The Access-Control-Allow-Origin header is the key to fixing CORS issues. Set it to your frontend’s exact origin (like https://myapp.com) in your server’s response headers. Never use the wildcard * when your application uses credentials like cookies or authorization tokens.
Most CORS errors fall into a few categories: missing headers, mismatched origins, or failed preflight requests. Check your browser’s Network tab to see the actual headers being sent and received. Make sure your server handles OPTIONS requests properly and sends all necessary CORS headers.
For development, you can allow localhost origins or use a CORS middleware with permissive settings. For production, always specify exact origins, use HTTPS, and validate origins properly to prevent security vulnerabilities.
Frequently Asked Questions
Why does my API work in Postman but not in the browser?
Postman doesn’t enforce CORS policies like browsers do. Postman is a development tool that ignores same-origin policy. When you test in a browser, the browser’s security features block cross-origin requests without proper CORS headers. Always test your CORS configuration in an actual browser to see real behavior. You can also use browser DevTools to check the Network tab for CORS-related headers and errors.
Can I disable CORS completely?
You cannot disable CORS from the client side. CORS is a browser security feature that you cannot turn off through JavaScript. You can only configure it on the server by sending appropriate headers. During development, you might use browser extensions that disable CORS checks, but this only affects your local browser and doesn’t solve the problem for your users. The proper solution is to configure CORS headers on your server.
What’s the difference between CORS and CSRF?
CORS and CSRF (Cross-Site Request Forgery) are different security mechanisms. CORS controls whether browsers allow JavaScript to read responses from cross-origin requests. CSRF protection prevents malicious sites from triggering state-changing requests using your credentials. You need both protections. CORS doesn’t prevent requests from being sent, it only blocks reading responses. Use CSRF tokens for actions that change data, even when CORS is properly configured.
Do I need CORS for same-origin requests?
No, CORS only applies to cross-origin requests.
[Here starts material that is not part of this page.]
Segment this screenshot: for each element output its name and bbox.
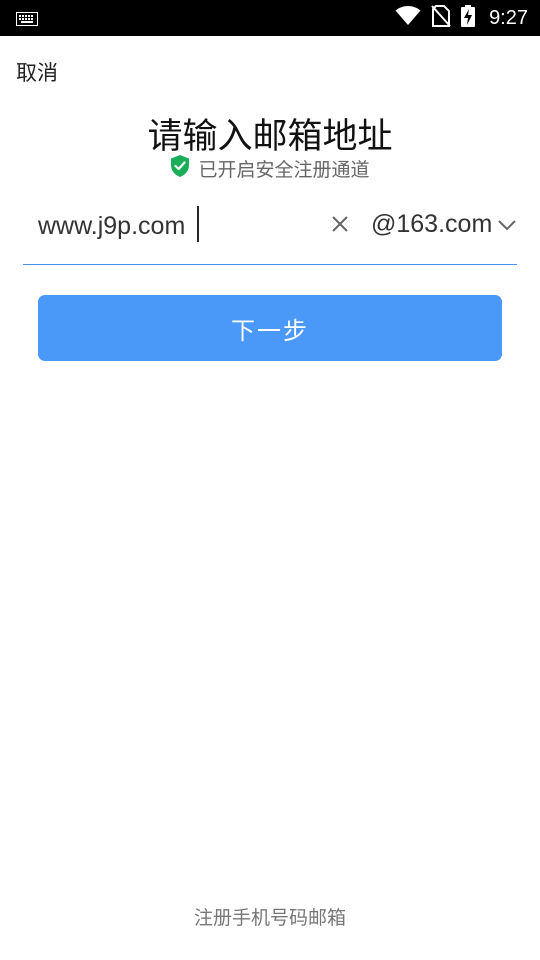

If your frontend and API are on the same origin (same protocol, domain, and port), the browser allows the request without any CORS headers. For example, if both run on https://myapp.com, no CORS configuration is needed. This is why many applications serve their frontend and API from the same domain or use subpaths like https://myapp.com/app and https://myapp.com/api.
Should I allow credentials with Access-Control-Allow-Credentials?
Only enable credentials if your application needs to send cookies or authorization headers with cross-origin requests. When you set Access-Control-Allow-Credentials: true, you must specify an exact origin in Access-Control-Allow-Origin, never a wildcard. You also need to set credentials: 'include' in your fetch requests. If you’re using bearer tokens in the Authorization header and don’t need cookies, you might not need this header at all since the Authorization header can be sent without the credentials flag.